112. Such was the dictum of the old psychology which identified the soul with the ego, declared its absolute simplicity, and held that its faculties were mere names for logical divisions of human activity. This was all unadulterated fancy. The observation of facts has now taught us that the ego is a mere wave in the soul, a superficial and small feature, that the soul may contain several personalities and is as complex as the brain itself, and that the faculties, while not exactly definable and not absolutely fixed, are as real as are the different convolutions of the cortex.
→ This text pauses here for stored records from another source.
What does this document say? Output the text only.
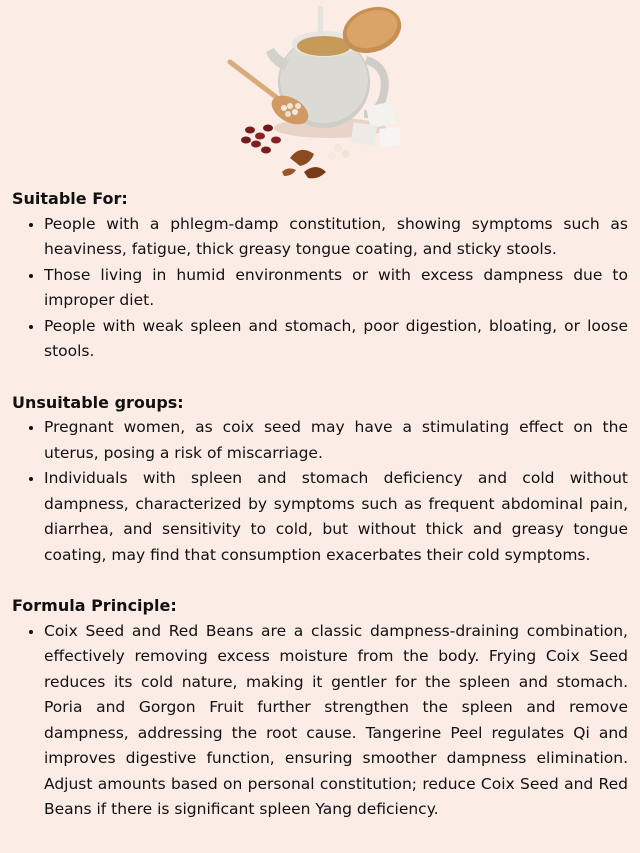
Suitable For:
• People with a phlegm-damp constitution, showing symptoms such as heaviness, fatigue, thick greasy tongue coating, and sticky stools.
• Those living in humid environments or with excess dampness due to improper diet.
• People with weak spleen and stomach, poor digestion, bloating, or loose stools.
Unsuitable groups:
• Pregnant women, as coix seed may have a stimulating effect on the uterus, posing a risk of miscarriage.
• Individuals with spleen and stomach deficiency and cold without dampness, characterized by symptoms such as frequent abdominal pain, diarrhea, and sensitivity to cold, but without thick and greasy tongue coating, may find that consumption exacerbates their cold symptoms.
Formula Principle:
• Coix Seed and Red Beans are a classic dampness-draining combination, effectively removing excess moisture from the body. Frying Coix Seed reduces its cold nature, making it gentler for the spleen and stomach. Poria and Gorgon Fruit further strengthen the spleen and remove dampness, addressing the root cause. Tangerine Peel regulates Qi and improves digestive function, ensuring smoother dampness elimination. Adjust amounts based on personal constitution; reduce Coix Seed and Red Beans if there is significant spleen Yang deficiency.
113. Such were the dicta by means of which the internal criticism of historical documents was carried to such a height that it often amounted to the rejection of all the testimony that has come down to us, and the substitution for it of a dream spun out of the critic's brain. But archeological researches have shown that ancient testimony ought to be trusted in the main, with a small allowance for the changes in the meanings of words. When we are told that Pythagoras had a golden thigh, we are to remember that to the ancients gold did not mean a chemical element of atomic weight 197.5 and specific gravity 19.3, melting at 1045• C. and forming saline compounds of the types AuX and AuX[3]. It meant something of metallic lustre, warmer in color than electrum and cooler than copper. Dr. Schliemann's discoveries were the first socdolager that »higher criticism« received. It has since got many others.

114. Such was the dictum of Laplace that stones do not come from heaven.

115. Such were the dicta by which everything of the nature of extraordinary powers connected with psychological states of which the hypnotic trance is an example were set down as tricks. At present, while the existence of telepathy cannot be said to be established, all scientific men are obliged by observed facts to admit that it presents at least a very serious problem requiring respectful treatment.